La proximité entre les grands singes et les humains était soulignée par les zoologistes, et l’on espérait découvrir des êtres situés entre ces deux catégories. Dans l’édition de 1758 de son Systema naturæ, Linné introduit un Homo troglodites, supposé habiter en Malaisie. Par ailleurs, il subdivise l’espèce Homo sapiens en variétés (européenne, africaine, asiatique…) différant par leur apparence, mais aussi par leur caractère. Il arrive aussi que la pertinence de la division entre les humains et les grands singes soit contestée. Rousseau en 1753, et James Burnett (Lord Monboddo) en 1770 soutiennent qu’ils appartiennent à une même espèce. Pour eux, le langage n’est pas naturel à cette espèce ; il ne s’est développé que graduellement chez une de ses variétés. Charles Bonnet doute quant à lui qu’il soit justifié de considérer les hommes et les orangs-outans comme des espèces distinctes, soulignant combien ils se ressemblent tant par le corps que par l’esprit.
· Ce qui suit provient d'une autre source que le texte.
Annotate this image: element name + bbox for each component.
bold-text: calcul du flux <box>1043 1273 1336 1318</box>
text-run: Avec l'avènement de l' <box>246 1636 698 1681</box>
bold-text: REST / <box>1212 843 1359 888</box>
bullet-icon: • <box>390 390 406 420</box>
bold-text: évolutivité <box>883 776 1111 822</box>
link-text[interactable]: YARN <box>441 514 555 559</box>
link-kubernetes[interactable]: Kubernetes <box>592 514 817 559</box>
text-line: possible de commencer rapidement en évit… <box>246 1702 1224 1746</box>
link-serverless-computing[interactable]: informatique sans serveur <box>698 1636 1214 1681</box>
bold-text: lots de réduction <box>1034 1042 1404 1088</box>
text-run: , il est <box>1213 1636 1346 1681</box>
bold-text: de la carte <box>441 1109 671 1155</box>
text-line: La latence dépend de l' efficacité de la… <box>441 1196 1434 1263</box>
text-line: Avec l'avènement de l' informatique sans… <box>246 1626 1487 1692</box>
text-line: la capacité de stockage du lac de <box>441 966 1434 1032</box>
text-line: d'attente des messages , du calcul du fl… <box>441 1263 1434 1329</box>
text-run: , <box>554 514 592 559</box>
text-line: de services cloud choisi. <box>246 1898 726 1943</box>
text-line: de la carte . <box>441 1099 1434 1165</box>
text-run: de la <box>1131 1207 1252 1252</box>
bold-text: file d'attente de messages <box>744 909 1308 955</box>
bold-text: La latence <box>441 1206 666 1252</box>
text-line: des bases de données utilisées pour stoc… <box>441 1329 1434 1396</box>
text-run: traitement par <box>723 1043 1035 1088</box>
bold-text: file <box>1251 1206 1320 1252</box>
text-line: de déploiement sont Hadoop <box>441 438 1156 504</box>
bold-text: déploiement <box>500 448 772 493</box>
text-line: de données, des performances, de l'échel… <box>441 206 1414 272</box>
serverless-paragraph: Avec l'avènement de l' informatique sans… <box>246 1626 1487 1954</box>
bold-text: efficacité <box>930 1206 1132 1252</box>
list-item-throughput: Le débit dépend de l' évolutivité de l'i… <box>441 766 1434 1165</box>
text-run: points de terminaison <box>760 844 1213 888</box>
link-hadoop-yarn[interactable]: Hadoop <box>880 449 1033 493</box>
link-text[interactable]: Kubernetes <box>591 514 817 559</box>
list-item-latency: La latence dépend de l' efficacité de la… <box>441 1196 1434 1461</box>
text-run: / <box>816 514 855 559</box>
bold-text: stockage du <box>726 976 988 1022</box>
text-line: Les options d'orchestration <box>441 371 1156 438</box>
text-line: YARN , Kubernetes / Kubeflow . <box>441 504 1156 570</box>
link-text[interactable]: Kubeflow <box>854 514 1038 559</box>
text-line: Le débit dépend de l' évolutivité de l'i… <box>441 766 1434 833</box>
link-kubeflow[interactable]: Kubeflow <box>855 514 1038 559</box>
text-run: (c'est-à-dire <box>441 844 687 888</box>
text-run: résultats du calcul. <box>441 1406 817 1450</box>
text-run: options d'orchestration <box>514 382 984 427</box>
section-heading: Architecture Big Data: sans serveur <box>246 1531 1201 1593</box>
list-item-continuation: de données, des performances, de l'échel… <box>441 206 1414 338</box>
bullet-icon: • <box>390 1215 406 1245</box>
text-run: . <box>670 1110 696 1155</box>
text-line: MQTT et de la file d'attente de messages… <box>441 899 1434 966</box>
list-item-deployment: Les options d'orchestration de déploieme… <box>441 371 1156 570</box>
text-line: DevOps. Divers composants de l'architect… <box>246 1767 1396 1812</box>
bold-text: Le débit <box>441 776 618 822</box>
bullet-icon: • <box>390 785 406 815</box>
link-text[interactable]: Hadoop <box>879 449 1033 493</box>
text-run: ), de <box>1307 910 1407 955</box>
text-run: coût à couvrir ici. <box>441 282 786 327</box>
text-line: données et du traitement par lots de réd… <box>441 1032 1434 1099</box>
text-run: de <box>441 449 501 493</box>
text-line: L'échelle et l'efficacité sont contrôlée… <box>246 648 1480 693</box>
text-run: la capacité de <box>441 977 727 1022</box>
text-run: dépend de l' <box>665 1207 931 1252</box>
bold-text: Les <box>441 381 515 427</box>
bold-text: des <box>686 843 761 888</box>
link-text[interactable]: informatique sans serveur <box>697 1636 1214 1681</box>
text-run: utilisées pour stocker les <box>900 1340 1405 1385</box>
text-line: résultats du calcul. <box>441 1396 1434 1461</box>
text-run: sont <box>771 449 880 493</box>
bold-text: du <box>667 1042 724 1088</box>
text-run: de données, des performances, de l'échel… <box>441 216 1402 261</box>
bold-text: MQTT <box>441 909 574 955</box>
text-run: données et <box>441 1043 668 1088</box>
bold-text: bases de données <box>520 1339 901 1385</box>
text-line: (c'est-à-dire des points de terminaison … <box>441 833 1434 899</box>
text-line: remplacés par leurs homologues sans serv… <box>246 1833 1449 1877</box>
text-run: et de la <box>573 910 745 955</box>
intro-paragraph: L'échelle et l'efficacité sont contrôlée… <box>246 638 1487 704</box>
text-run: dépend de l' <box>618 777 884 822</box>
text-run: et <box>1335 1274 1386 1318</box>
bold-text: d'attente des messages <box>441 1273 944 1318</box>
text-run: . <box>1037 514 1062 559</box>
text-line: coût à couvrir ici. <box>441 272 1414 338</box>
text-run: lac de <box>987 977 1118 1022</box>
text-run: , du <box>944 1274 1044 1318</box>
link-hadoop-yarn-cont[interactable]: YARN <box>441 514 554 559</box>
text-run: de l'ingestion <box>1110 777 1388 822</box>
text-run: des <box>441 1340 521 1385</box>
Certains prêtent foi à des récits de voyageurs rapportant avoir rencontré des hommes dotés de queues ou des tribus humaines dénuées de langage. Il paraît en effet plausible que l’on découvre des intermédiaires entre les types déjà connus d’humains et d’animaux puisque, par hypothèse, ils existent. Les récits relatifs aux Hottentots suscitent une grande curiosité ; certains espèrent qu’il s’agit d’une espèce intermédiaire entre les singes anthropoïdes et les hommes.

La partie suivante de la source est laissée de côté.